South Korean government approves trial of blockchain-based mobile driver’s licenses
Mon, 30 Sep 2019, 09:45 am UTC
South Korea’s Ministry of Science and ICT has approved a project that aims to use a blockchain-powered ID solution for storing digitized versions of driver’s licenses, Cryptonews.com reported.
Earlier in July, major mobile carrier SK Telecom announced that it has started operating STONledger, an enterprise blockchain platform developed in collaboration with its consortium members. Business Korea had reported the company was seeking to introduce a number of services combining mobile and blockchain technology, particularly a blockchain-based mobile solution for drivers’ license.
SK Telecom, along with KT and LG U+, sought government’s approval to launch the mobile driver's license service in May. They were offering mobile authentication service “PASS” under different names such as T Authentication, KT Authentication and U+ Authentication and were planning to combine blockchain-based decentralized identifier (DID) with PASS to create a mobile driver’s license.

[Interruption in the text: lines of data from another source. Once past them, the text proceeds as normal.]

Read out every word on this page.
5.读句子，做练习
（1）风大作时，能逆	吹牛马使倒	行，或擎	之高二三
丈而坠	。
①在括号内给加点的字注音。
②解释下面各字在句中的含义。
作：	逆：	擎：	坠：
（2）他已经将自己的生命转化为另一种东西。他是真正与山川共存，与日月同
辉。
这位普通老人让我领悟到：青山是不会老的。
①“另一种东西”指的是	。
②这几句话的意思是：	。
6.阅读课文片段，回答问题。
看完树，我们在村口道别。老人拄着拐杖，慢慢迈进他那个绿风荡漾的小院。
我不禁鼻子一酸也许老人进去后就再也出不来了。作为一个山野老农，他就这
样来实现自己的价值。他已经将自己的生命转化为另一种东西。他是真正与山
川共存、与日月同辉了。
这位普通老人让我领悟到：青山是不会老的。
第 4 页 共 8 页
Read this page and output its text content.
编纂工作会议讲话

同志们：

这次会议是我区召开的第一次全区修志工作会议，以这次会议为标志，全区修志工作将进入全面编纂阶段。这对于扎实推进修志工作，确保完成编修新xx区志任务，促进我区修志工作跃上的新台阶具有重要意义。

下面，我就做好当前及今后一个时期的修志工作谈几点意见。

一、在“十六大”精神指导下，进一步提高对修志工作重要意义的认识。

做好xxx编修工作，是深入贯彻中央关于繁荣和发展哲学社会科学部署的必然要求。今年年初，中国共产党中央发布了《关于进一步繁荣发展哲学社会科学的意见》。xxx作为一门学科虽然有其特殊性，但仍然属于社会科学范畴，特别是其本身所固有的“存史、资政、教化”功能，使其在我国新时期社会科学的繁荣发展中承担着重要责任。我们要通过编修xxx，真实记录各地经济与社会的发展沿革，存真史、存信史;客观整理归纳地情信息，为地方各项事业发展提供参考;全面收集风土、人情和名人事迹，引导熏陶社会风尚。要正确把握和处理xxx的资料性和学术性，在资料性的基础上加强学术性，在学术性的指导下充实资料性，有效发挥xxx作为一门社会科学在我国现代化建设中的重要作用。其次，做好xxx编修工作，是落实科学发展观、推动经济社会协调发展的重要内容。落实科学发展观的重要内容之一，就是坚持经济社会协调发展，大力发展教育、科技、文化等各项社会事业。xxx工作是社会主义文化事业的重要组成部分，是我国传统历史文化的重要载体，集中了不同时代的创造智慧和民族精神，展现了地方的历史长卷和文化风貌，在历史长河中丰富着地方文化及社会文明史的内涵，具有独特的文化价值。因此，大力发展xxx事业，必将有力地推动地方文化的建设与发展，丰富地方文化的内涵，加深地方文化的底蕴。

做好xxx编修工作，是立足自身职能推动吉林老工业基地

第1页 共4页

In an announcement dated September 26, the ministry said that it has approved the three mobile carriers – SK, KT, and LG U+ – to test the blockchain solution in its regulatory sandbox. The project has also been reportedly approved by the South Korean police.
The companies will use the app, PASS, to store digitized versions of driver’s licenses on customers’ mobile phones. Drivers can use the app to scan the existing driver’s license, which will be uploaded to a blockchain-powered platform that makes use of police servers.
Once a scan is uploaded, the app will generate a QR code. Police officers can then use this QR code to view the digitized driver’s license on their own smartphones.
The ministry believes that the blockchain solution will help “reduce costs and prevent crimes caused by the loss and theft of ID cards.”
These digitized driver’s licenses will also be accepted as proof of age in stores and cinemas, the government said. The new licenses are expected to roll out in early 2020.
Last September, a similar trial was launched in Australia’s New South Wales. Data security firm Secure Logic said that its blockchain solution, dubbed “TrustGrid”, was used to underpin the digital driver license.